Portanto, a técnica da preservação faz com que o patrimônio digital possa ser transposto, considerando que os documentos digitais, além de possuírem características complexas e específicas, são de fácil transmissão, replicáveis, editáveis, acessíveis, dentre outros.

No entanto, diante da arquivística contemporânea, entende-se que a preocupação maior dá-se em função da manutenção dos documentos digitais, e acaba por provocar uma mudança de paradigma, levando à busca por um novo modelo de forma que mantenha o “documento contínuo”, modelo de gerenciamento de documentos, o Record Continuum (RC), desenvolvido por Upward (1996,1997) e demais colegas, que conforme Stefan (2010), trata-se de um dos modelos de gerenciamento de documentos utilizados pela comunidade arquivística internacional, o recordkeeping.

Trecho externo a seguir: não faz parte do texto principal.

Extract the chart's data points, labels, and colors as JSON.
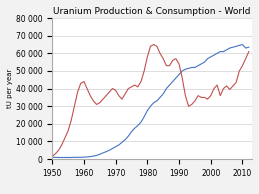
{
  "title": "Uranium Production & Consumption - World",
  "ylabel": "tU per year",
  "xlim": [
    1950,
    2013
  ],
  "ylim": [
    0,
    80000
  ],
  "yticks": [
    0,
    10000,
    20000,
    30000,
    40000,
    50000,
    60000,
    70000,
    80000
  ],
  "xticks": [
    1950,
    1960,
    1970,
    1980,
    1990,
    2000,
    2010
  ],
  "consumption_color": "#4472C4",
  "production_color": "#C0504D",
  "bg_color": "#F2F2F2",
  "plot_bg": "#FFFFFF",
  "consumption_years": [
    1950,
    1951,
    1952,
    1953,
    1954,
    1955,
    1956,
    1957,
    1958,
    1959,
    1960,
    1961,
    1962,
    1963,
    1964,
    1965,
    1966,
    1967,
    1968,
    1969,
    1970,
    1971,
    1972,
    1973,
    1974,
    1975,
    1976,
    1977,
    1978,
    1979,
    1980,
    1981,
    1982,
    1983,
    1984,
    1985,
    1986,
    1987,
    1988,
    1989,
    1990,
    1991,
    1992,
    1993,
    1994,
    1995,
    1996,
    1997,
    1998,
    1999,
    2000,
    2001,
    2002,
    2003,
    2004,
    2005,
    2006,
    2007,
    2008,
    2009,
    2010,
    2011,
    2012
  ],
  "consumption_values": [
    1000,
    1000,
    900,
    900,
    900,
    900,
    900,
    1000,
    1000,
    1000,
    1100,
    1200,
    1400,
    1700,
    2100,
    2700,
    3500,
    4200,
    5000,
    6000,
    7000,
    8000,
    9500,
    11000,
    13000,
    15500,
    17500,
    19000,
    21000,
    24000,
    27500,
    30000,
    32000,
    33000,
    35000,
    37000,
    40000,
    42000,
    44000,
    46000,
    48000,
    50000,
    51000,
    51500,
    52000,
    52000,
    53000,
    54000,
    55000,
    57000,
    58000,
    59000,
    60000,
    61000,
    61000,
    62000,
    63000,
    63500,
    64000,
    64500,
    65000,
    63000,
    63500
  ],
  "production_years": [
    1950,
    1951,
    1952,
    1953,
    1954,
    1955,
    1956,
    1957,
    1958,
    1959,
    1960,
    1961,
    1962,
    1963,
    1964,
    1965,
    1966,
    1967,
    1968,
    1969,
    1970,
    1971,
    1972,
    1973,
    1974,
    1975,
    1976,
    1977,
    1978,
    1979,
    1980,
    1981,
    1982,
    1983,
    1984,
    1985,
    1986,
    1987,
    1988,
    1989,
    1990,
    1991,
    1992,
    1993,
    1994,
    1995,
    1996,
    1997,
    1998,
    1999,
    2000,
    2001,
    2002,
    2003,
    2004,
    2005,
    2006,
    2007,
    2008,
    2009,
    2010,
    2011,
    2012
  ],
  "production_values": [
    1500,
    3000,
    5000,
    8000,
    12000,
    16000,
    22000,
    30000,
    38000,
    43000,
    44000,
    40000,
    36000,
    33000,
    31000,
    32000,
    34000,
    36000,
    38000,
    40000,
    39000,
    36000,
    34000,
    37000,
    40000,
    41000,
    42000,
    41000,
    44000,
    50000,
    58000,
    64000,
    65000,
    64000,
    60000,
    57000,
    53000,
    53000,
    56000,
    57000,
    54000,
    46000,
    36000,
    30000,
    31000,
    33000,
    36000,
    35000,
    35000,
    34000,
    36000,
    40000,
    42000,
    36000,
    40000,
    41500,
    39500,
    41500,
    43500,
    50000,
    53000,
    57000,
    61000
  ]
}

O recordkeeping, definido também pelo criador Upward et al. (2013), como record

keeping, destaca-se por várias características; sendo uma delas, a de abranger todas as

atividades de gestão documental: de criar, capturar, organizar e socializar; outra a de não considerar o documento físico como produto final.

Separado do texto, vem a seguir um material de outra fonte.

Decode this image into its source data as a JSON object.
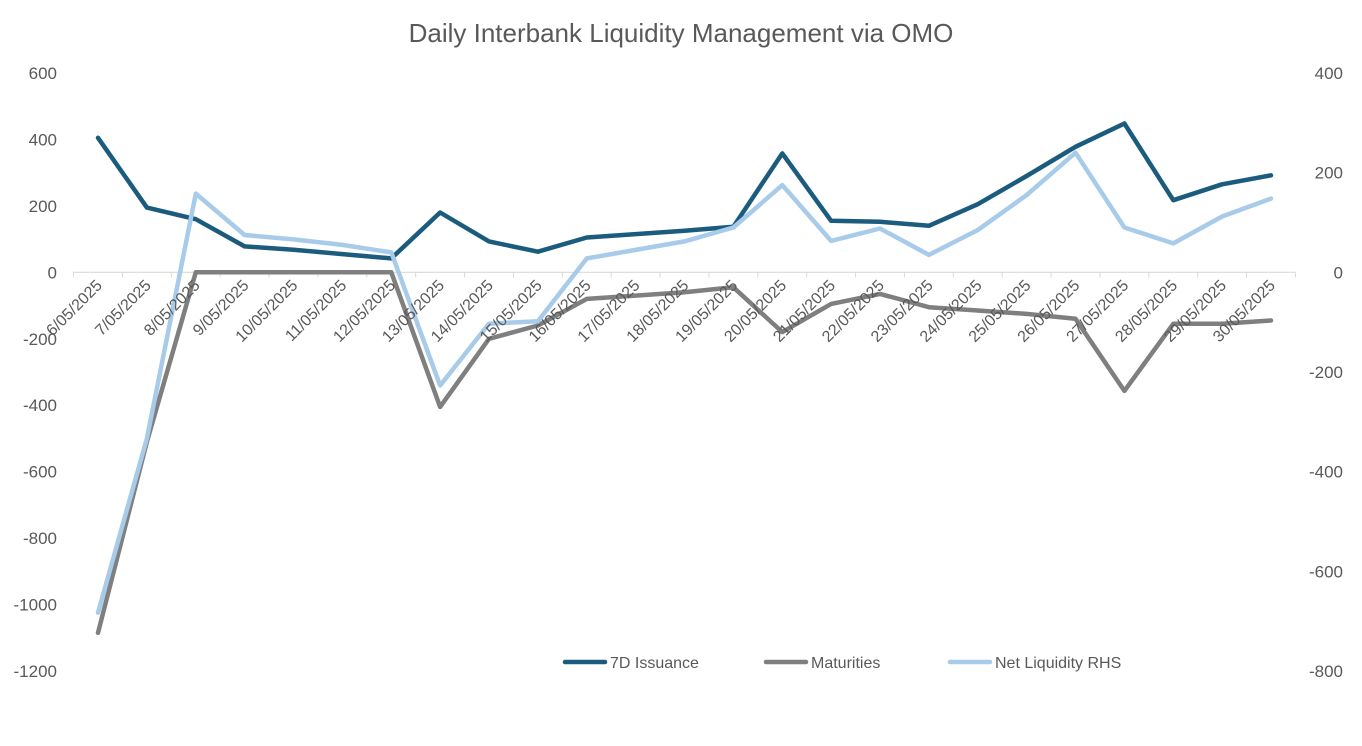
{
  "chart_data": {
    "type": "line",
    "title": "Daily Interbank Liquidity Management via OMO",
    "x": [
      "6/05/2025",
      "7/05/2025",
      "8/05/2025",
      "9/05/2025",
      "10/05/2025",
      "11/05/2025",
      "12/05/2025",
      "13/05/2025",
      "14/05/2025",
      "15/05/2025",
      "16/05/2025",
      "17/05/2025",
      "18/05/2025",
      "19/05/2025",
      "20/05/2025",
      "21/05/2025",
      "22/05/2025",
      "23/05/2025",
      "24/05/2025",
      "25/05/2025",
      "26/05/2025",
      "27/05/2025",
      "28/05/2025",
      "29/05/2025",
      "30/05/2025"
    ],
    "y_left": {
      "min": -1200,
      "max": 600,
      "ticks": [
        600,
        400,
        200,
        0,
        -200,
        -400,
        -600,
        -800,
        -1000,
        -1200
      ]
    },
    "y_right": {
      "min": -800,
      "max": 400,
      "ticks": [
        400,
        200,
        0,
        -200,
        -400,
        -600,
        -800
      ]
    },
    "series": [
      {
        "name": "7D Issuance",
        "axis": "left",
        "color": "#1b5c7e",
        "values": [
          405,
          195,
          160,
          78,
          68,
          55,
          42,
          180,
          93,
          62,
          105,
          115,
          125,
          137,
          358,
          155,
          152,
          140,
          205,
          290,
          378,
          448,
          217,
          265,
          292
        ]
      },
      {
        "name": "Maturities",
        "axis": "left",
        "color": "#7f7f7f",
        "values": [
          -1085,
          -510,
          0,
          0,
          0,
          0,
          0,
          -405,
          -200,
          -160,
          -80,
          -70,
          -60,
          -45,
          -180,
          -95,
          -65,
          -105,
          -115,
          -125,
          -140,
          -357,
          -155,
          -155,
          -145
        ]
      },
      {
        "name": "Net Liquidity RHS",
        "axis": "right",
        "color": "#a8cbea",
        "values": [
          -683,
          -333,
          158,
          75,
          66,
          55,
          40,
          -227,
          -103,
          -98,
          28,
          45,
          62,
          90,
          175,
          63,
          88,
          35,
          85,
          155,
          240,
          90,
          58,
          112,
          148
        ]
      }
    ],
    "legend": {
      "position": "bottom",
      "items": [
        "7D Issuance",
        "Maturities",
        "Net Liquidity RHS"
      ]
    }
  }
}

O diferencial dos estudos de Upward et al (2012, 2013), está em função da ausência de referencial teórico-prático recorrente à reciclagem e formação dos arquivistas. A questão ocorre visto a necessidade de tratar o documento enquanto processo em ambiente digital e não

como produto final. Ademais, atribui-se a esse diferencial, a quebra de paradigma do documento analógico em relação ao digital, bem como o aumento e a complexidade das mudanças nas estruturas nas organizações.

Ressalta-se que, diante das inúmeras mudanças que a tecnologia impõe dia a dia não basta a preocupação com a técnica da preservação, ou com a gestão das ferramentas tecnológicas, há que se pensar na responsabilidade de maior alcance dos arquivistas diante dessas mudanças ante a obsolescência tecnológica; a de pensar em assegurar os documentos de forma íntegra e autêntica vislumbrando-os como patrimônio documental.

De acordo com Reed (2013), as práticas profissionais arquivísticas permanecem praticamente inalteradas e essencialmente voltadas para o papel e para atender as demandas atuais; há que entender que, diante da evolução tecnológica desenfreada e do impacto causado nos arquivos não há mais como continuar com as mesmas regras, práticas, modelo de comportamento; alterações profundas estão a ocorrer com a transição do analógico para digital, cenário esse que exige um pensar e atuar mais pró-ativo para assim garantir uma vida longa aos documentos permanentes de modo que assegure a integridade e a autenticidade em longo prazo.